The LSHR image's pixel value at $(\mathrm{x}, \mathrm{y})$ point is represented by $\mathrm{I}_{\mathrm{x}, \mathrm{y}}^{\mathrm{LSHR}}$, while the LSSR image's pixel value at point $(\mathrm{x}, \mathrm{y})$ generated by inputting the LR image is represented by $\mathrm{G}_{\theta_{\mathrm{G}}}\left(\mathrm{I}^{\mathrm{LR}}\right)_{\mathrm{x}, \mathrm{y}}$.

This study introduces a novel super-resolution reconstruction method tailored for small and weak targets in complex aquatic environments. Utilizing datasets comprised of LR and HR images, captured by low- and high-resolution cameras respectively, the research focuses on model training about weak targets on the water surface. Central to this approach is the construction of a GAN-based SR model, incorporating implicit neural representation specifically designed for small and weak targets. The model encompasses a meticulously developed network and an adaptive loss function, facilitating the SR image reconstruction of high magnification targets on water in intricate environments.
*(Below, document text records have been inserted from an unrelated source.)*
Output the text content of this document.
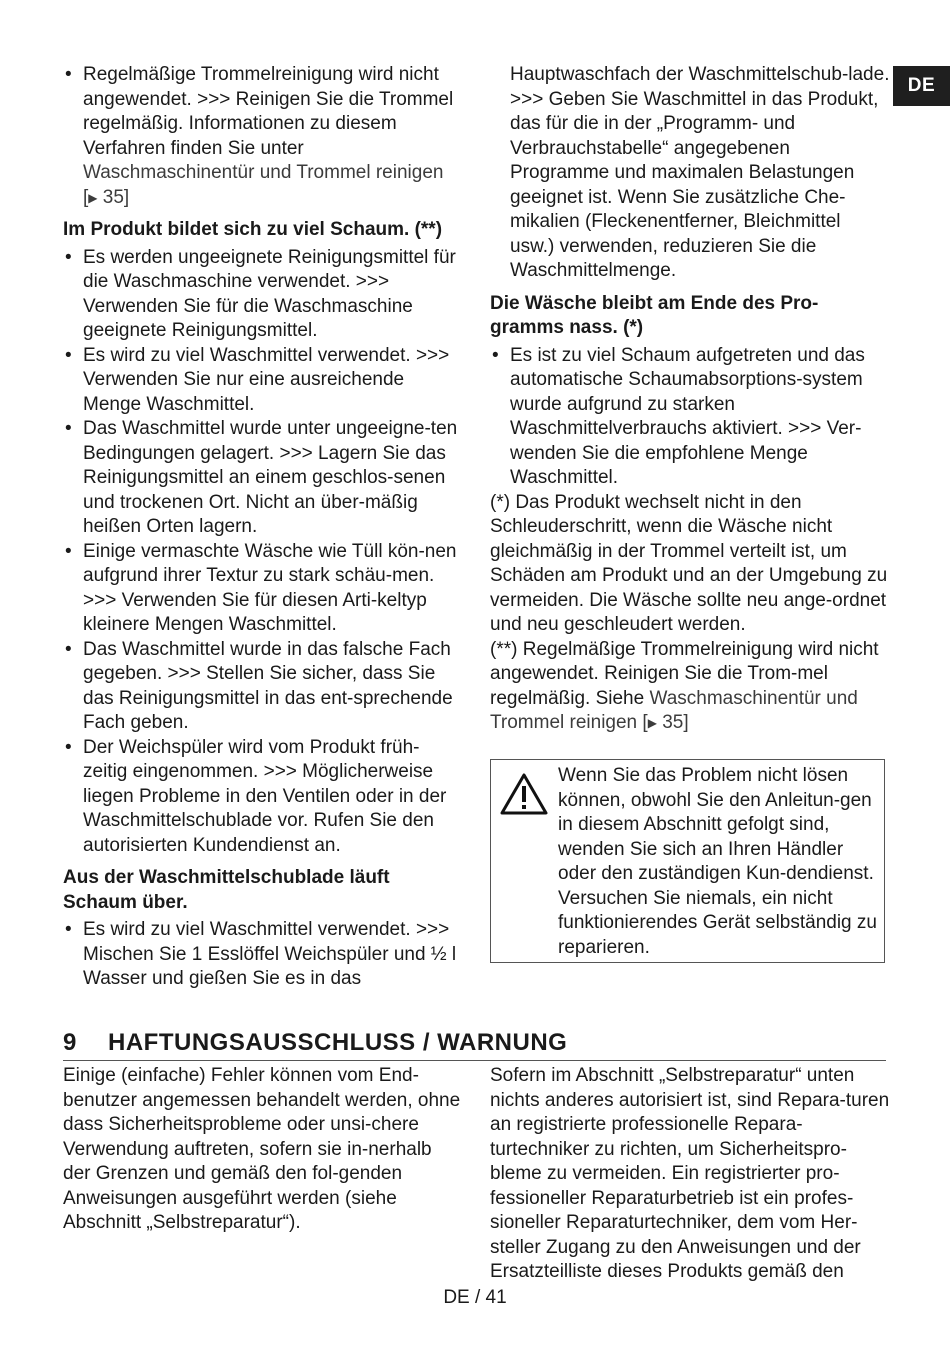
DE
• Regelmäßige Trommelreinigung wird nicht angewendet. >>> Reinigen Sie die Trommel regelmäßig. Informationen zu diesem Verfahren finden Sie unter Waschmaschinentür und Trommel reinigen
[▶ 35]
Im Produkt bildet sich zu viel Schaum. (**)
• Es werden ungeeignete Reinigungsmittel für die Waschmaschine verwendet. >>> Verwenden Sie für die Waschmaschine geeignete Reinigungsmittel.
• Es wird zu viel Waschmittel verwendet. >>> Verwenden Sie nur eine ausreichende Menge Waschmittel.
• Das Waschmittel wurde unter ungeeigne-ten Bedingungen gelagert. >>> Lagern Sie das Reinigungsmittel an einem geschlos-senen und trockenen Ort. Nicht an über-mäßig heißen Orten lagern.
• Einige vermaschte Wäsche wie Tüll kön-nen aufgrund ihrer Textur zu stark schäu-men. >>> Verwenden Sie für diesen Arti-keltyp kleinere Mengen Waschmittel.
• Das Waschmittel wurde in das falsche Fach gegeben. >>> Stellen Sie sicher, dass Sie das Reinigungsmittel in das ent-sprechende Fach geben.
• Der Weichspüler wird vom Produkt früh-zeitig eingenommen. >>> Möglicherweise liegen Probleme in den Ventilen oder in der Waschmittelschublade vor. Rufen Sie den autorisierten Kundendienst an.
Aus der Waschmittelschublade läuft Schaum über.
• Es wird zu viel Waschmittel verwendet. >>> Mischen Sie 1 Esslöffel Weichspüler und ½ l Wasser und gießen Sie es in das

Hauptwaschfach der Waschmittelschub-lade. >>> Geben Sie Waschmittel in das Produkt, das für die in der „Programm- und Verbrauchstabelle“ angegebenen Programme und maximalen Belastungen geeignet ist. Wenn Sie zusätzliche Che-mikalien (Fleckenentferner, Bleichmittel usw.) verwenden, reduzieren Sie die Waschmittelmenge.

Die Wäsche bleibt am Ende des Pro-gramms nass. (*)
• Es ist zu viel Schaum aufgetreten und das automatische Schaumabsorptions-system wurde aufgrund zu starken Waschmittelverbrauchs aktiviert. >>> Ver-wenden Sie die empfohlene Menge Waschmittel.

(*) Das Produkt wechselt nicht in den Schleuderschritt, wenn die Wäsche nicht gleichmäßig in der Trommel verteilt ist, um Schäden am Produkt und an der Umgebung zu vermeiden. Die Wäsche sollte neu ange-ordnet und neu geschleudert werden.

(**) Regelmäßige Trommelreinigung wird nicht angewendet. Reinigen Sie die Trom-mel regelmäßig. Siehe Waschmaschinentür und Trommel reinigen [▶ 35]

Wenn Sie das Problem nicht lösen können, obwohl Sie den Anleitun-gen in diesem Abschnitt gefolgt sind, wenden Sie sich an Ihren Händler oder den zuständigen Kun-dendienst. Versuchen Sie niemals, ein nicht funktionierendes Gerät selbständig zu reparieren.
9 HAFTUNGSAUSSCHLUSS / WARNUNG
Einige (einfache) Fehler können vom End-benutzer angemessen behandelt werden, ohne dass Sicherheitsprobleme oder unsi-chere Verwendung auftreten, sofern sie in-nerhalb der Grenzen und gemäß den fol-genden Anweisungen ausgeführt werden (siehe Abschnitt „Selbstreparatur“).
Sofern im Abschnitt „Selbstreparatur“ unten nichts anderes autorisiert ist, sind Repara-turen an registrierte professionelle Repara-turtechniker zu richten, um Sicherheitspro-bleme zu vermeiden. Ein registrierter pro-fessioneller Reparaturbetrieb ist ein profes-sioneller Reparaturtechniker, dem vom Her-steller Zugang zu den Anweisungen und der Ersatzteilliste dieses Produkts gemäß den
DE / 41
Experimental results indicate that the proposed method adeptly addresses challenges related to blurring and the texture of high magnification SR image reconstruction of dim targets on water surfaces, even in the presence of complicating factors such as rain and fog. When compared to the SRGAN method, the proposed technique demonstrates a 62.59% improvement in SR image reconstruction efficiency at a 16X magnification rate. Moreover, there is a 3.63% increase in the SSIM values of the evaluation index, although a slight decrease of 0.58% in PSNR and 5.82% in LPIPS values is observed. In contrast with the EDSR method, the proposed approach shows a reduction in the PSNR, SSIM, and LPIPS values of the evaluation index by 2.67%, 4.99%, and 17.02% respectively, yet yields a 42.33% enhancement in SR image reconstruction efficiency.

The implications of this research are significant for marine navigation, particularly in enhancing collision detection capabilities. Given the challenges radar systems face in detecting small and weak targets at close range, the utilization of vision-based techniques for visualizing and extracting features of minute and weak objects on the ocean surface has emerged as a pivotal area of research. By achieving higher rates of synthetic radar image generation of such targets on water surfaces, the retrieval of small and weak target characteristics can be rendered more accurate, stable, and reliable. These advancements in visual recognition can substantially benefit various applications in sea navigation, marking a substantial stride in the field.